Los casos fueron en Chascomús, Neuquén, Santa Fe e Ingeniero Budge. Desde el Observatorio “Ahora que sí nos ven” advirtieron que en 2019 hubo 223 femicidios.

 

En sólo 48 horas, las estadísticas de violencia machista encendieron las alarmas.

“Estos hechos no son casos aislados. No las encuentran muertas, son víctimas de un sistema patriarcal que nos mata todos los días”, detallaron desde el Observatorio.

La presidenta de la organización, Raquel Vivanco, sostuvo que estos cuatro femicidios se suman a los más de 223 que relevaron en lo que va del año.

En ese sentido, desde el observatorio cuestionaron la pasividad del Gobierno para tomar iniciativas concretas.

“Seguimos gritando #NiUnaMenos y exigimos más y mejores políticas públicas. No alcanza con el 144. Necesitamos un ministerio que esté en la mesa chica peleando un presupuesto digno. Para impulsar acciones que puedan frenar la violencia de género”, concluyó la líder de la organización a este medio.

Los femicidios

Cielo López: La localidad neuquina de Plottier fue el escenario del femicidio de Cielo López, una adolescente de 18 años que estaba desaparecida desde el jueves pasado.
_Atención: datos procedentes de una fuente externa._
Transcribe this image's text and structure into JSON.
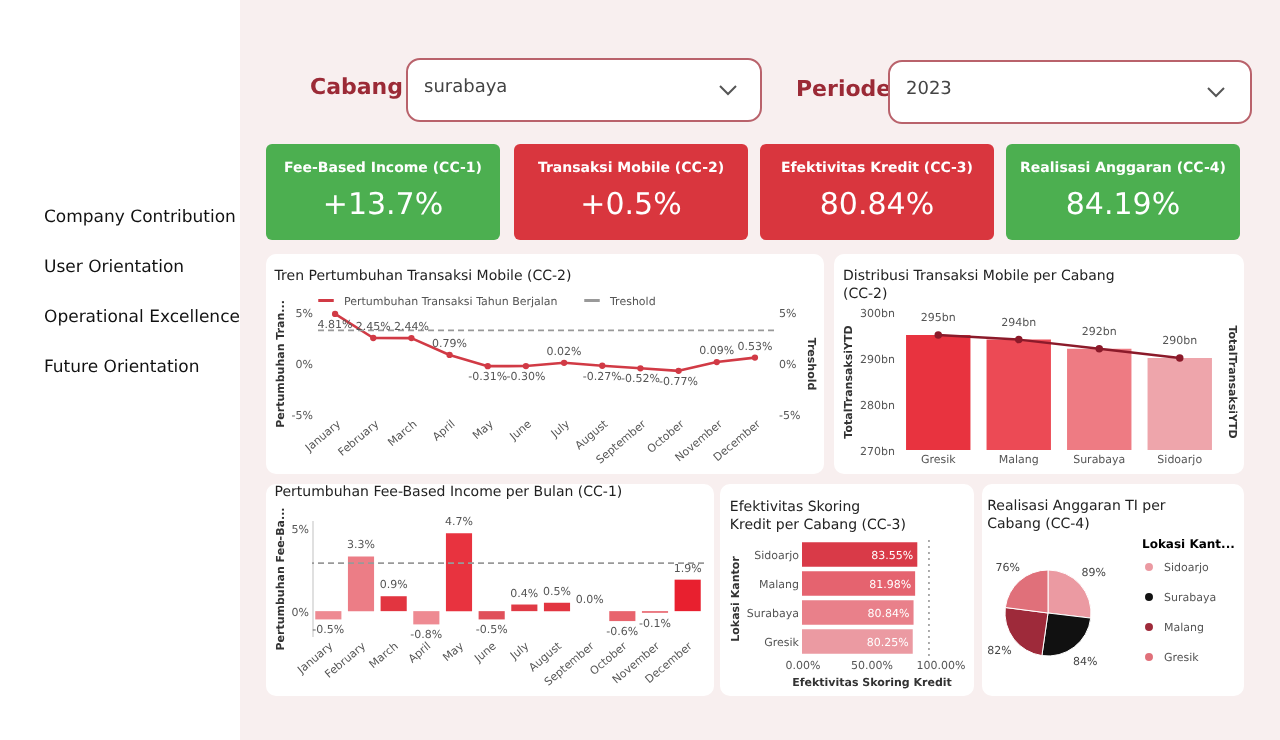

Este domingo, dos pescadores de la zona encontraron su cuerpo descuartizado entre los espigones del río Limay. Todavía no hay ningún detenido por el caso.

María Cecilia Burgadt: era una enfermera de 42 años, que trabajaba en un hospital público de Santa Fe. Tras cumplir con su horario de trabajo, el viernes pasado se fue hacia su casa. El sábado, las autoridades se encontraron con una escena sangrienta: el exmarido de la mujer la había matado a golpes en una casa al norte de esa ciudad. Su cuerpo estaba maniatado.

La policía local localizó a su expareja y descubrieron que tenía en su poder el auto Volkswagen Gol de la enfermera. Al no poder justificar por qué tenía es vehículo, se quebró y confesó el crimen.

Vanesa Caro: 38 años, fue atacada por su su exmarido delante de sus cuatro hijos, todos menores de 10 años, en marzo. El agresor le tiró alcohol, le puso la traba y la prendió fuego en su casa de Ingeniero Budge, en Lomas de Zamora.

“Mi papá vino loco“, detalló el hijo mayor, que presenció junto a sus hermanos la brutal escena. Desesperados, los chicos fueron a pedirle ayuda a uno de sus tíos, que llegó de inmediato para socorrer a la víctima.

Navila Garaytenía 15 años. Apareció enterrada en una quinta donde trabajaba su agresor, Néstor Garay. La autopsia determinó que Navila fue asesinada de 17 mazazos en la cabeza. A su vez, aclararon que no presentaba signos de abuso sexual. Con respecto a la escena del crimen, las autoridades subrayaron que fue en esa misma casa de fin de semana, ya que había manchas de sangre.